O mesmo Estado aliás vai usar o dinheiro do PRODER em Alqueva e outros regadios porque acredita que assim crescerá o matagal mediterrânico e os coelhos, não sendo por isso preciso dinheiro para convencer os proprietários rurais a usar as suas propriedades de acordo com as necessidades de gestão que decorrem da vontade de recuperação do lince ibérico. Parece que alguém se esqueceu de dizer também ao Sr. Ministro da Agricultura que a conservação do lince era prioritária e portanto ele esqueceu-se de mobilizar os recursos reais do PRODER, assumindo-se que uns projectitos demonstrativos financiados pelo LIFE e a boa vontade dos caçadores eram suficientes, com a ajuda da Divina Providência, para aumentar consistentemente as densidades de coelho em Portugal.

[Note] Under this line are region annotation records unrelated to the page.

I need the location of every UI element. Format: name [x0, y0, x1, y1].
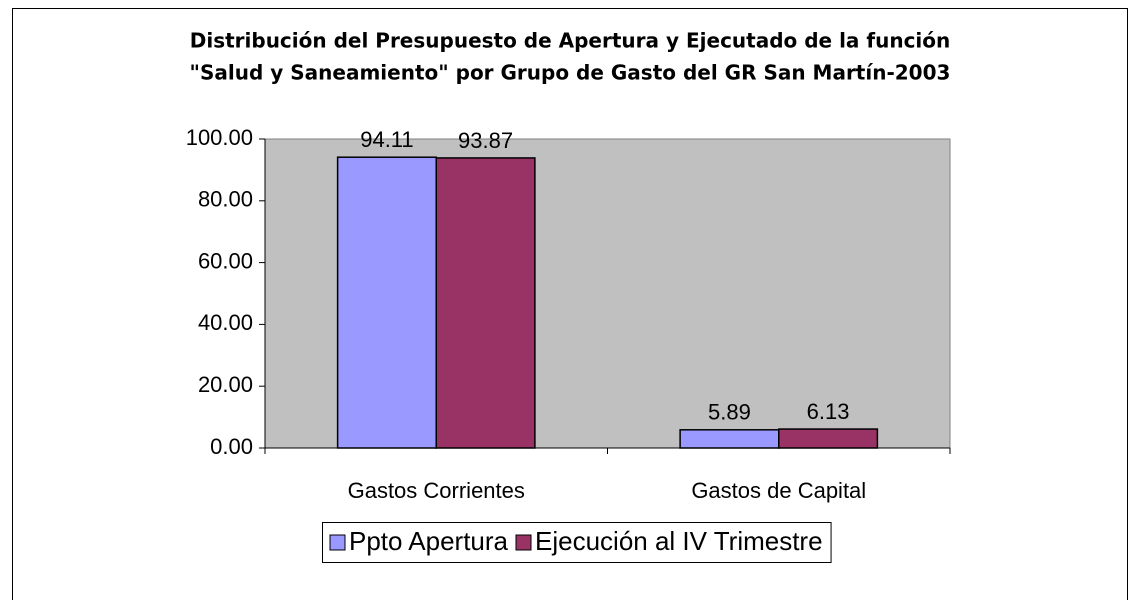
legend-label: Ejecución al IV Trimestre: [535, 526, 823, 556]
legend-swatch: [329, 534, 346, 551]
legend-swatch: [515, 534, 532, 551]
bar: [679, 429, 780, 449]
bar: [336, 156, 437, 449]
data-label: 5.89: [708, 400, 751, 425]
y-tick-label: 20.00: [198, 372, 253, 397]
bar: [435, 157, 536, 449]
y-tick-label: 80.00: [198, 187, 253, 212]
legend-box: [322, 522, 832, 563]
bar: [778, 428, 879, 449]
legend-label: Ppto Apertura: [349, 526, 509, 556]
y-tick-label: 60.00: [198, 248, 253, 273]
x-tick-label: Gastos Corrientes: [348, 478, 525, 503]
chart-title: Distribución del Presupuesto de Apertura…: [190, 29, 951, 53]
chart-subtitle: "Salud y Saneamiento" por Grupo de Gasto…: [190, 61, 951, 85]
y-tick-label: 100.00: [186, 125, 253, 150]
x-tick-label: Gastos de Capital: [691, 478, 866, 503]
data-label: 93.87: [458, 128, 513, 153]
y-tick-label: 0.00: [210, 434, 253, 459]
data-label: 94.11: [360, 127, 413, 152]
data-label: 6.13: [807, 399, 850, 424]
y-tick-label: 40.00: [198, 310, 253, 335]
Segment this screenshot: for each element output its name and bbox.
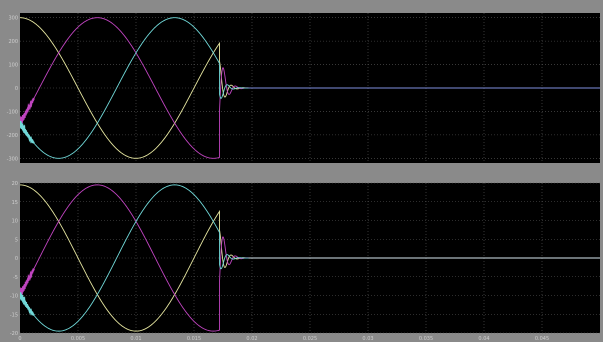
- y-tick-label: 5: [15, 237, 18, 243]
- phase-trace-2: [20, 184, 249, 332]
- plot-1: 300 200 100 0 -100 -200 -300: [7, 13, 600, 163]
- x-tick-label: 0.045: [535, 336, 549, 342]
- y-tick-label: 300: [8, 16, 18, 22]
- trace-group: [20, 17, 600, 159]
- y-tick-label: -200: [7, 133, 18, 139]
- trace-group: [20, 184, 600, 332]
- y-tick-label: 100: [8, 63, 18, 69]
- plot-stack: 3002001000-100-200-30020151050-5-10-15-2…: [7, 13, 600, 342]
- startup-transient: [20, 292, 35, 316]
- phase-trace-3: [20, 184, 249, 332]
- y-tick-label: 15: [12, 200, 18, 206]
- y-tick-label: -100: [7, 109, 18, 115]
- y-tick-label: -300: [7, 156, 18, 162]
- y-tick-label: -10: [10, 294, 18, 300]
- y-tick-label: -15: [10, 312, 18, 318]
- y-tick-label: 0: [15, 256, 18, 262]
- y-tick-label: -20: [10, 331, 18, 337]
- phase-trace-1: [20, 17, 249, 159]
- x-tick-label: 0.005: [71, 336, 85, 342]
- x-tick-label: 0.015: [187, 336, 201, 342]
- startup-transient: [20, 97, 35, 126]
- phase-trace-2: [20, 17, 249, 159]
- y-tick-label: 20: [12, 181, 18, 187]
- x-tick-label: 0.01: [130, 336, 141, 342]
- x-tick-label: 0.025: [303, 336, 317, 342]
- phase-trace-3: [20, 17, 249, 159]
- startup-transient: [20, 268, 35, 297]
- x-tick-label: 0.035: [419, 336, 433, 342]
- y-tick-label: 0: [15, 86, 18, 92]
- x-tick-label: 0: [18, 336, 21, 342]
- y-tick-label: 10: [12, 219, 18, 225]
- y-tick-label: -5: [13, 275, 18, 281]
- y-tick-label: 200: [8, 39, 18, 45]
- startup-transient: [20, 120, 35, 144]
- x-tick-label: 0.02: [246, 336, 257, 342]
- phase-trace-1: [20, 184, 249, 332]
- x-tick-label: 0.04: [478, 336, 489, 342]
- x-tick-label: 0.03: [362, 336, 373, 342]
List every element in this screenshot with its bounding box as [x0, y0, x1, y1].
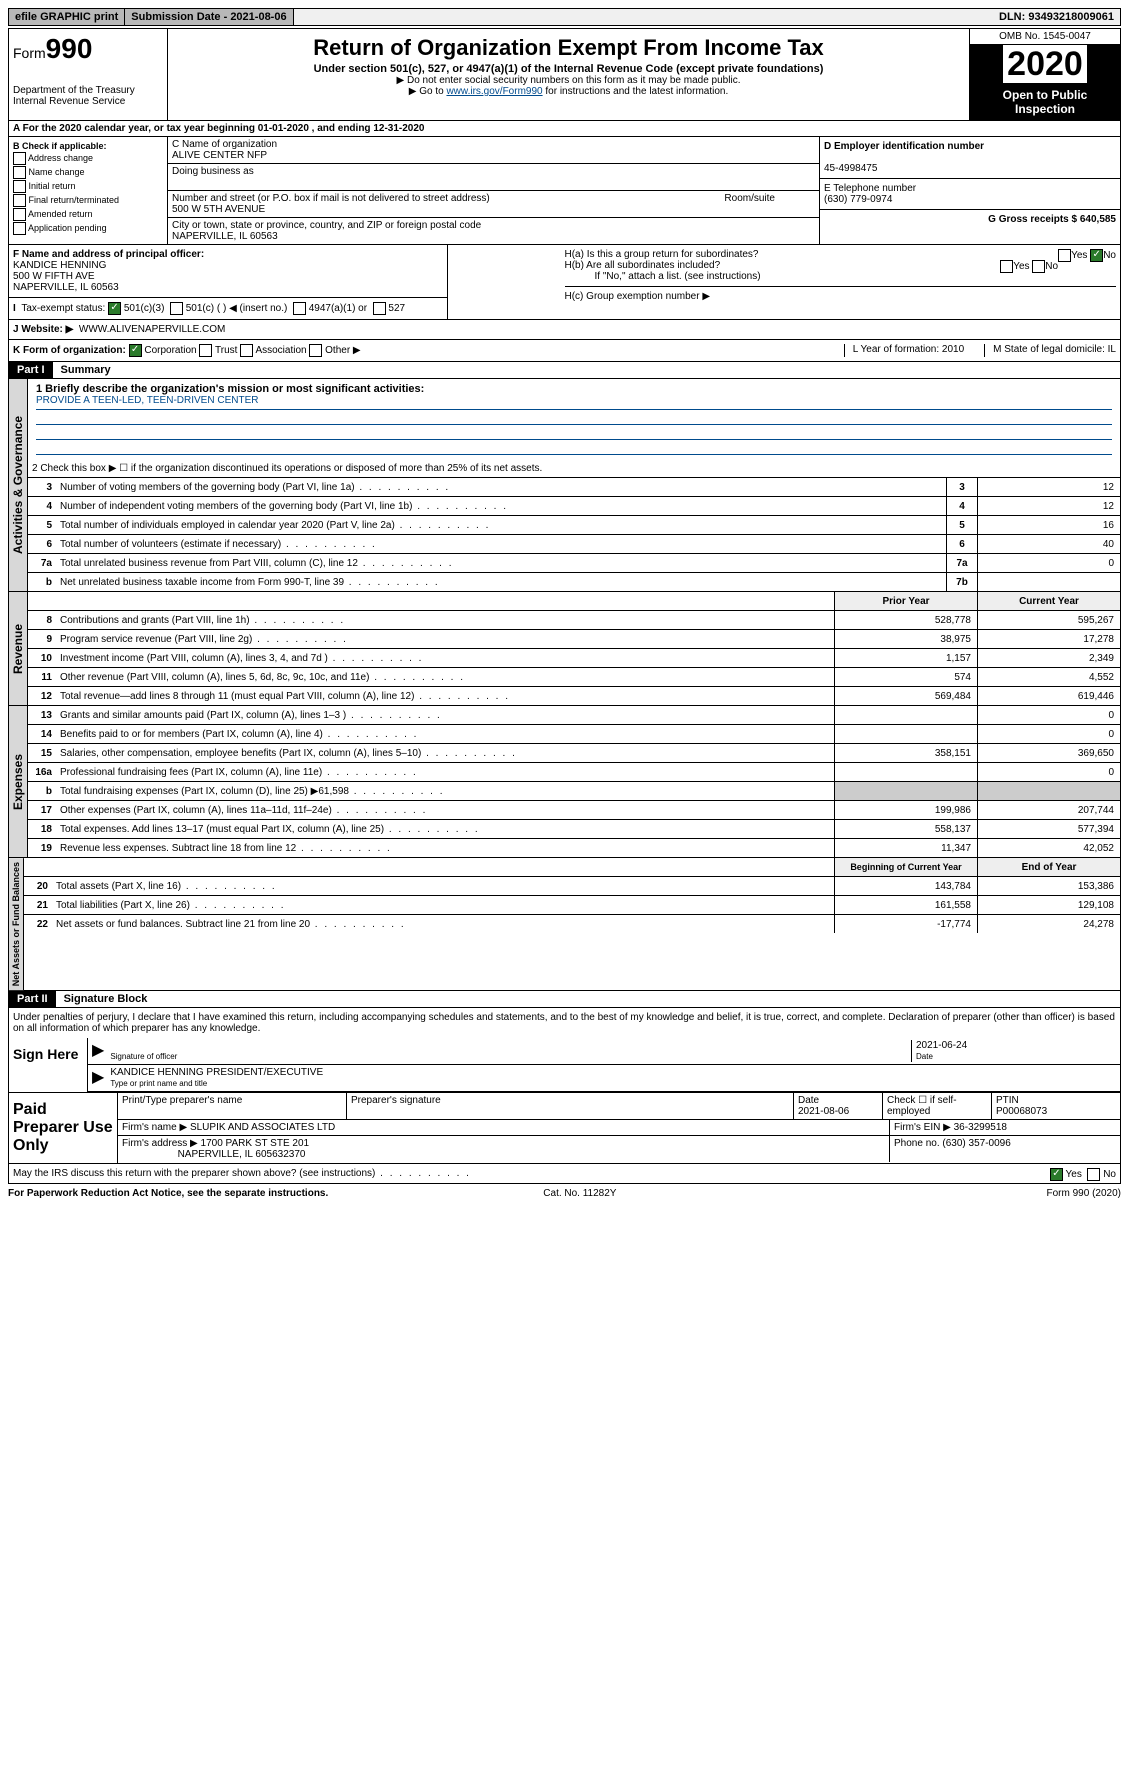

Enfim, provavelmente isto é mesmo, só pessimismo. Mas eu tenho desculpa: vivi alguns anos perto de Fátima e percebi que se a Senhora deixou crescer o caos urbanístico que existe à volta do seu santuário era provavelmente porque dela era o reino dos Céus, e cá na terra nós que trepássemos se queríamos bolota.
Provavelmente é só aí que reside a minha discordância em relação ao Estado português nesta matéria. Afinal é tudo uma questão de fé.